What muscles does the cable bicep curl work?
The primary muscle worked in the cable bicep curl is… drumroll, please… the biceps. It’s these upper arm muscles that are responsible for bending your elbows. So it’s the biceps at work when you curl the weight upwards (as your elbows bend your arm), and again when you lower the weight back down slowly (elbows straighten your arm).
The muscles of your forearms are also involved in the cable bicep curl. This is the case not just only for all biceps exercises, but also for all “pulling” exercises. You’ll know that from any tough back and biceps workout, when you struggle to grip your water bottle at the end of the session!
What cable bicep attachment should I use?

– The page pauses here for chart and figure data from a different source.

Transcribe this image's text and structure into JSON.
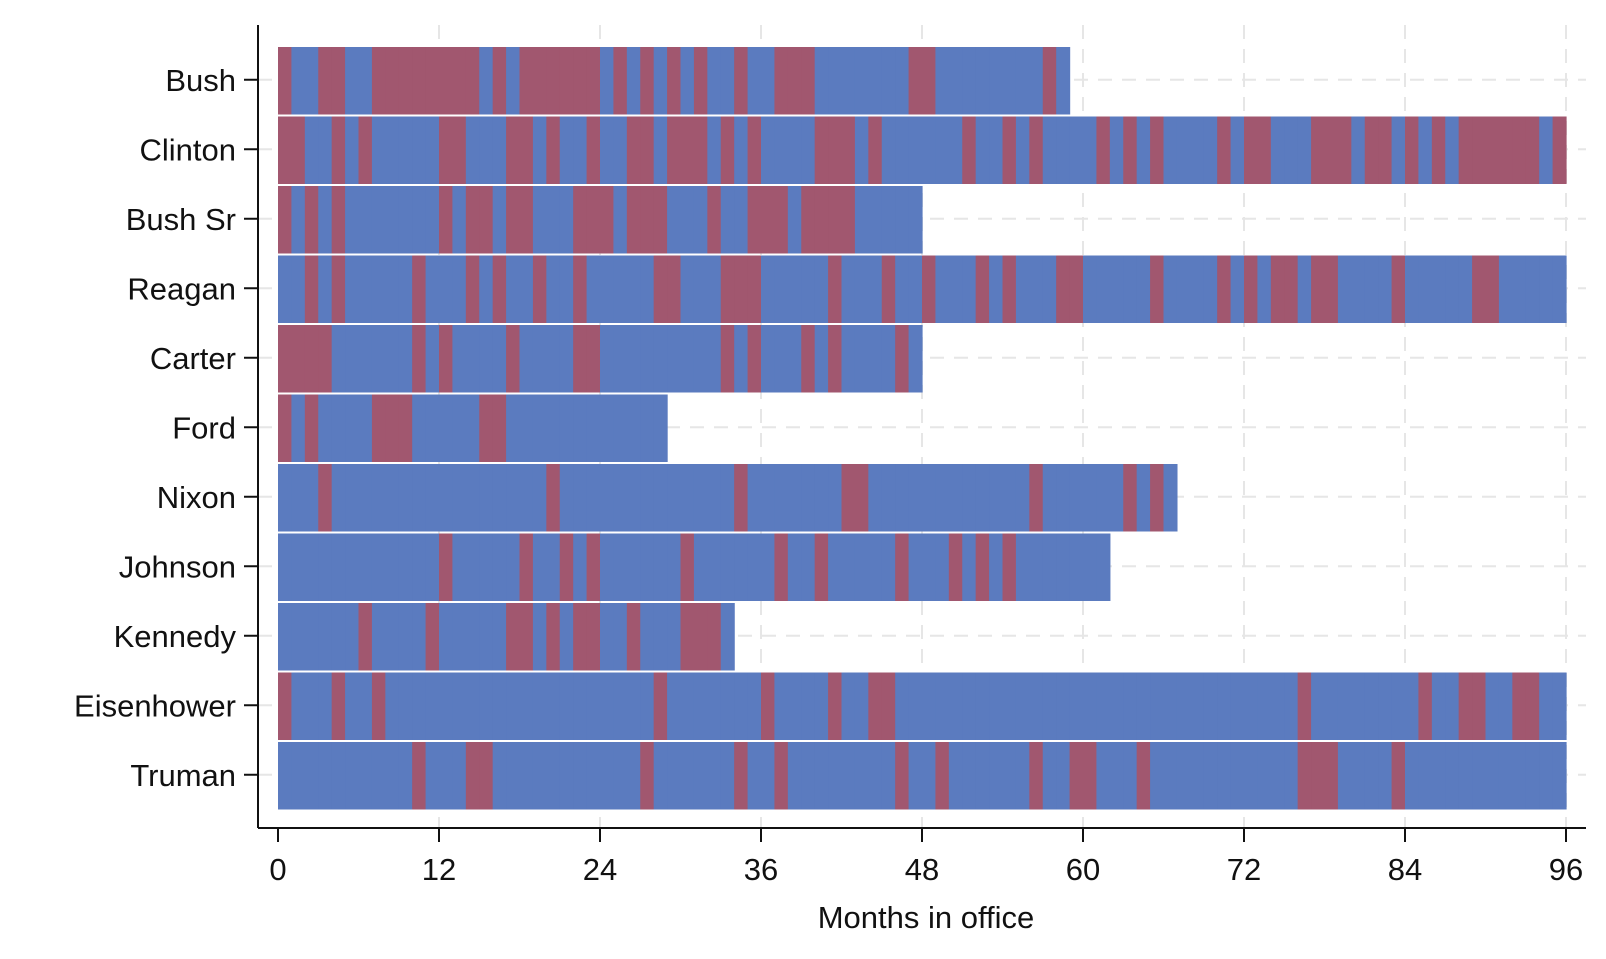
{
  "chart_data": {
    "type": "heatmap",
    "title": "",
    "xlabel": "Months in office",
    "ylabel": "",
    "xlim": [
      0,
      96
    ],
    "xticks": [
      0,
      12,
      24,
      36,
      48,
      60,
      72,
      84,
      96
    ],
    "grid": true,
    "legend": "none",
    "colors": {
      "state_a": "#5b7bbf",
      "state_b": "#a1576f",
      "background": "#ffffff",
      "grid": "#e6e6e6",
      "axis": "#111111"
    },
    "presidents": [
      {
        "name": "Bush",
        "months": 59,
        "red_months": [
          1,
          4,
          5,
          8,
          9,
          10,
          11,
          12,
          13,
          14,
          15,
          17,
          19,
          20,
          21,
          22,
          23,
          24,
          26,
          28,
          30,
          32,
          35,
          38,
          39,
          40,
          48,
          49,
          58
        ]
      },
      {
        "name": "Clinton",
        "months": 96,
        "red_months": [
          1,
          2,
          5,
          7,
          13,
          14,
          18,
          19,
          21,
          24,
          27,
          28,
          30,
          31,
          32,
          34,
          36,
          41,
          42,
          43,
          45,
          52,
          55,
          57,
          62,
          64,
          66,
          71,
          73,
          74,
          78,
          79,
          80,
          82,
          83,
          85,
          87,
          89,
          90,
          91,
          92,
          93,
          94,
          96
        ]
      },
      {
        "name": "Bush Sr",
        "months": 48,
        "red_months": [
          1,
          3,
          5,
          13,
          15,
          16,
          18,
          19,
          23,
          24,
          25,
          27,
          28,
          29,
          33,
          36,
          37,
          38,
          40,
          41,
          42,
          43
        ]
      },
      {
        "name": "Reagan",
        "months": 96,
        "red_months": [
          3,
          5,
          11,
          15,
          17,
          20,
          23,
          29,
          30,
          34,
          35,
          36,
          42,
          46,
          49,
          53,
          55,
          59,
          60,
          66,
          71,
          73,
          75,
          76,
          78,
          79,
          84,
          90,
          91
        ]
      },
      {
        "name": "Carter",
        "months": 48,
        "red_months": [
          1,
          2,
          3,
          4,
          11,
          13,
          18,
          23,
          24,
          34,
          36,
          40,
          42,
          47
        ]
      },
      {
        "name": "Ford",
        "months": 29,
        "red_months": [
          1,
          3,
          8,
          9,
          10,
          16,
          17
        ]
      },
      {
        "name": "Nixon",
        "months": 67,
        "red_months": [
          4,
          21,
          35,
          43,
          44,
          57,
          64,
          66
        ]
      },
      {
        "name": "Johnson",
        "months": 62,
        "red_months": [
          13,
          19,
          22,
          24,
          31,
          38,
          41,
          47,
          51,
          53,
          55
        ]
      },
      {
        "name": "Kennedy",
        "months": 34,
        "red_months": [
          7,
          12,
          18,
          19,
          21,
          23,
          24,
          27,
          31,
          32,
          33
        ]
      },
      {
        "name": "Eisenhower",
        "months": 96,
        "red_months": [
          1,
          5,
          8,
          29,
          37,
          42,
          45,
          46,
          77,
          86,
          89,
          90,
          93,
          94
        ]
      },
      {
        "name": "Truman",
        "months": 96,
        "red_months": [
          11,
          15,
          16,
          28,
          35,
          38,
          47,
          50,
          57,
          60,
          61,
          65,
          77,
          78,
          79,
          84
        ]
      }
    ]
  }
}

Being able to change the handle attachment is another reason that makes the cable bicep curl so good. You can do a cable bicep curl with many different variations of handle. Each one will work your biceps, as well as those muscles of your forearm, slightly differently.
The most popular handles are the double-rope cable attachment and the cable bar attachment. The bar might be straight or slightly bend upwards at the ends for a more joint-friendly grip. It’s well worth using all the different options throughout your training programme so you maximise your muscle-building potential.
What other biceps exercises can I do on a cable machine?
The cable machine is one of the most useful and versatile bits of gym kit. So there’s many different ways to work your biceps to get the bigger and more defined arms you want. Here’s some of the best cable biceps moves for awesome arms.
How do I do the cable bicep curl?
• Clip your desired handle to the bottom pulley of a cable machine and place the pin in the plate stack at the desired weight.
• Grip the handle in both hands then stand up tall and straight. Your arms should be straight with your hands at hip-height (or just above or below, depending on how long your arms are).
• Keep your chest up, abs braced and elbows tucked in tight to your sides.
• Curl the weight up towards shoulder height in a smooth and controlled movement. Keep those elbows flush against your sides and don’t let them flare out.
• If you can’t do the move without your elbows flaring out then the weight is too heavy. Stop the set, reduce the weight, and start the set again.
• At the top position, with your hands closest to your chin, pause and squeeze your biceps as hard as you can for at least one second.
• Slowly lower the weight back down slowly and under complete control. Aim to take at least two seconds to lower your hands back to the start.
• That’s one rep. Do 8-12 reps per set, rest 60-120 seconds, and do 3-4 sets in total.